The Board saw no merit in either of these arguments.  OPM cited no authority in support of the argument that credit may be given only for periods when the employee cannot report for duty at all, and the plain language of 5 U.S.C. § 8332(f) imposes no such limitation. 

Finally, OPM argued that the Board “should defer to [its] implementing regulations unless they are plainly erroneous or inconsistent with the act in question,” and it cited Chevron, U.S.A.
v. Natural Resources Defense Council
, 467 U.S. 837, 843 (1984), for the proposition that, “where Congress has not directly  addressed the precise question at issue, a reviewing forum should not simply impose its own construction of a statute, particularly where the administration of a congressionally created program necessarily requires an administrative agency to formulate policy and make rules to fill implicit and explicit gaps.” 
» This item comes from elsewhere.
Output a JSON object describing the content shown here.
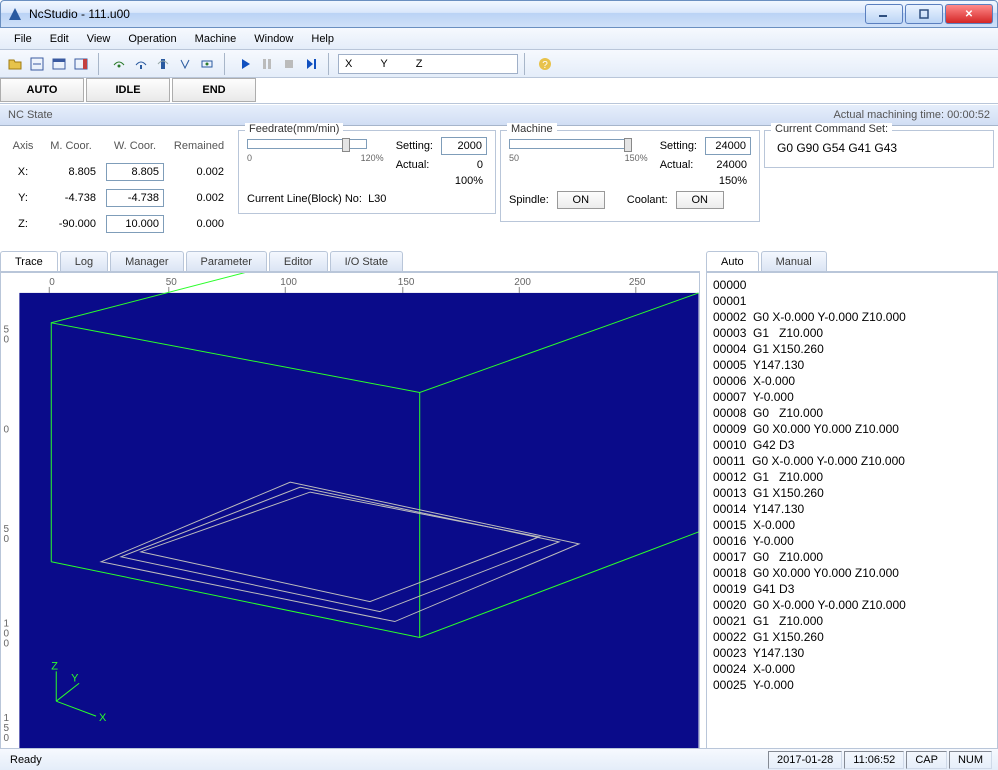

The Board found, however, that the Court in Chevron was considering the effect of “legislative regulations,” i.e., regulations that were the product of formal, “notice and comment” rulemaking proceedings, and noted that the United States Court of Appeals for the Federal Circuit has indicated that agency interpretations that are not the product of such proceedings may not be entitled to the same weight.  In this connection, the Board noted the court has stated “agency personnel policies embodied in informal sources such as handbooks and directives … do not ordinarily merit Chevron deference.”  Id.

In this case, the Board found no basis for finding that Congress “explicitly left a gap” with respect to the crediting of service such as that at issue, or that it otherwise expressly delegated to OPM the authority to promulgate regulations on that particular subject.  More important, the only formally promulgated rule or regulation OPM cited in support of its position was 5 C.F.R. § 831.703(b), in which full-time and part-time service are defined.  The Board found those definitions did not support OPM’s position, and that the only general guidance OPM had issued on the matter at issue was Retirement and Insurance Letter (RIL) 2002-21, issued on October 2, 2002, which appeared to be an internal letter OPM had issued to its employees, providing guidance on the crediting of service for retirement purposes.  The Board stated such a document clearly is not entitled to Chevron deference.  Rather, it is accorded only “a lesser degree of deference proportional to its power to persuade,” depending on such factors as its “thoroughness, logic, expertness, and fit with prior interpretations.”  The Board did not find RIL 2002-21 persuasive. 

Rather, the Board found the plain language of 5 U.S.C. § 8332(f) supported the appellant’s position that an employee who returns to duty in his full-time position following a compensable injury is entitled to full credit for his service in that position, even if he is receiving OWCP benefits for the hours exceeding those he is able to work.  Accordingly, the Board found the appellant was entitled to full credit for his service from October 12, 1993, until September 3, 2002.